The author discusses the confrontational chaos between Trump and Turkey’s Recep Tayyip Erdogan stemming among others from the DC approach to Tehran, leading to a new geopolitical axis in the Middle East with Moscow in a key role. He charts the way the far right populist Jair Bolsonaro has managed a 360-degree turn for Brazil from the socialist Lula’s wariness of American hegemony to becoming close partners with a temperamental bullying Trump. In Nigeria’s context, Chaulia presents insights into the opportunity for President Muhammadu Buhari to push for his country’s increased leadership in West Africa. But he cites the 2016 economic recession when oil prices collapsed, continued threat posed by terrorist organisation Boko Haram and US withdrawal from West African security efforts leaving the G5 Sahel — Burkina Faso, Mali, Niger, Chad, and Mauritania — to shoulder greater responsibilities as obstacles to Buhari’s leadership blueprint mired in domestic crises. The countries cited to illustrate the author’s argu
ments are large economies that should have benefited if the international institutional architecture that evolved post 1945 were equitable in nature.
Interestingly, the book debates whether or not the emerging powers can steer clear of bandwagoning either with the US or the elephant in the room, China, to build a new multipolar world order. Or will Trump’s frequent insults and threats for allies and partners sharply deteriorate an existing balance of power? It takes a close look at the rise of an aggressive China, its trade and investment expansion through the BRI (Belt and Road Initiative) to its military modernisation. Perhaps a chapter on the Trump-Xi strongmen saga through the lens of China’s own internal economic sustainability challenges and trepidation around BRI impacting the DC-Beijing narrative would have enriched the read further. “I think it is not India’s way to be a disruptionist power internationally, I think we should be a stabilising power. There are already enough forces of disruption in the world. Somebody needs to make up a bit... It is also not the India way to be self-centred, to be mercantilist. Therefore, it’s important to be global, law abiding, consultative,” said external affairs minister S. Jaishankar at the annual global think tank Raisina Dialogue recently. Jaishankar in the last edition of the dialogue organised by his ministry had included the rise of China and choices, posture and behaviour of the US among the biggest global disruptions.
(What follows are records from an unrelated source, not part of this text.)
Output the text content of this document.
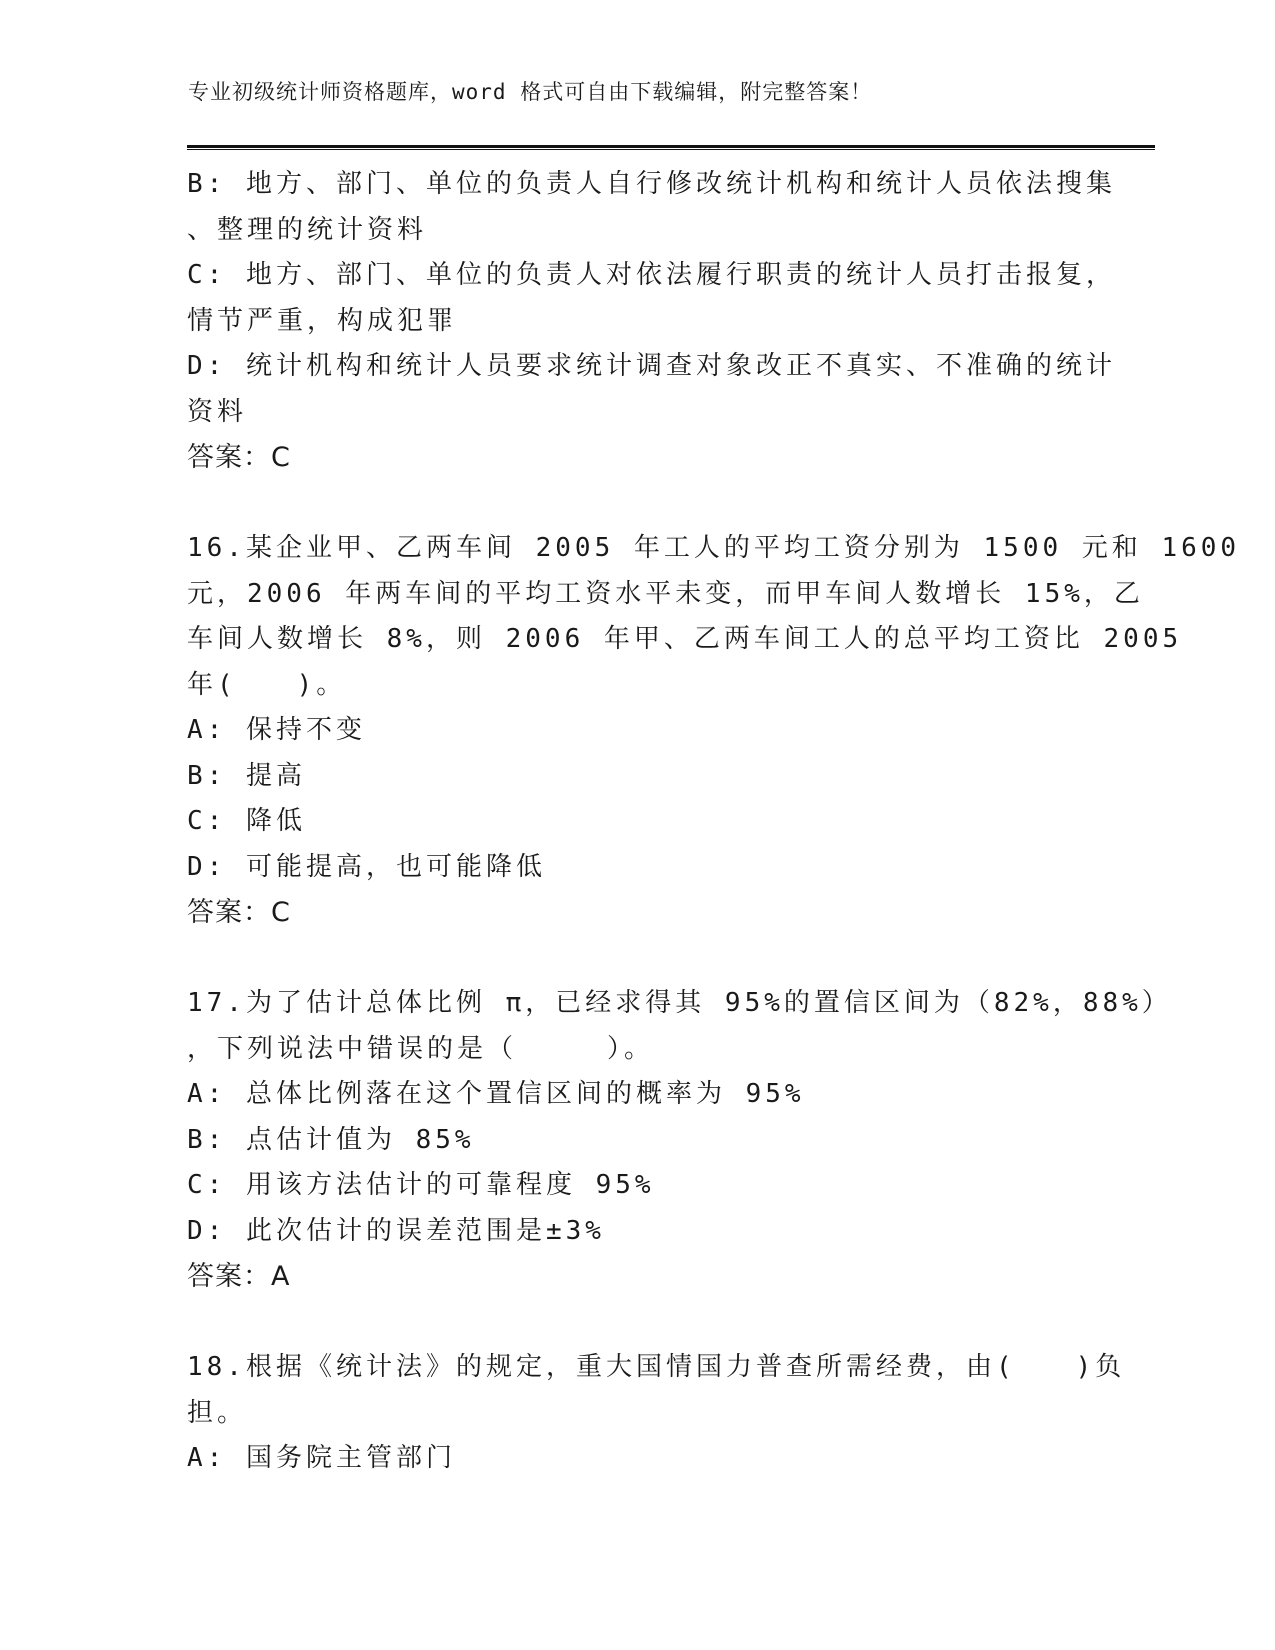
专业初级统计师资格题库，word 格式可自由下载编辑，附完整答案！
B: 地方、部门、单位的负责人自行修改统计机构和统计人员依法搜集
、整理的统计资料
C: 地方、部门、单位的负责人对依法履行职责的统计人员打击报复，
情节严重，构成犯罪
D: 统计机构和统计人员要求统计调查对象改正不真实、不准确的统计
资料
答案：C
16.某企业甲、乙两车间 2005 年工人的平均工资分别为 1500 元和 1600
元，2006 年两车间的平均工资水平未变，而甲车间人数增长 15%，乙
车间人数增长 8%，则 2006 年甲、乙两车间工人的总平均工资比 2005
年(　　)。
A: 保持不变
B: 提高
C: 降低
D: 可能提高，也可能降低
答案：C
17.为了估计总体比例 π，已经求得其 95%的置信区间为（82%，88%）
，下列说法中错误的是（　　　）。
A: 总体比例落在这个置信区间的概率为 95%
B: 点估计值为 85%
C: 用该方法估计的可靠程度 95%
D: 此次估计的误差范围是±3%
答案：A
18.根据《统计法》的规定，重大国情国力普查所需经费，由(　　)负
担。
A: 国务院主管部门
It is timely then that the author gives a detailed attention in the book to the India story of strategic neglect to strategic assertion, the transition from India-US being “estranged democracies” to “natural allies”, the Modi-Obama to Modi-Trump era and recalibration with China and Russia as New Delhi faced its moment of truth and realised Trump’s lack of commitment starting with the Doklam crisis in 2017 to Pakistan sponsored terrorism. But when the US chooses to withdraw from Afghanistan, can India with its No-Boots-On-Ground principled position actually emerge to be the key player on the South and Central Asian chessboard? Will these non-western powers, given their own domestic and resource limitations and tests of democracies, have the wherewithal to rise to the responsibilities amid increasing Chinese heft? Will multilateral arrangements like BRICS, IBSA, ASEAN, SCO pave way for a more equitable, liberal global governance even as Trump trumpets the America First Movement and paints the liberal world order as a villain?
The book presents a compelling argument that there is window of opportunity for non-Western nations to take a lead with an isolationist US, but stops short of discussing how or recommending specific ideas. But it is a timely, scholarly and yet easy-to-read work that is an important sequel in many ways to the post-American world where Trump, whether he is scathed by or emerges stronger from his impeachment, has disrupted the world order, offline and online.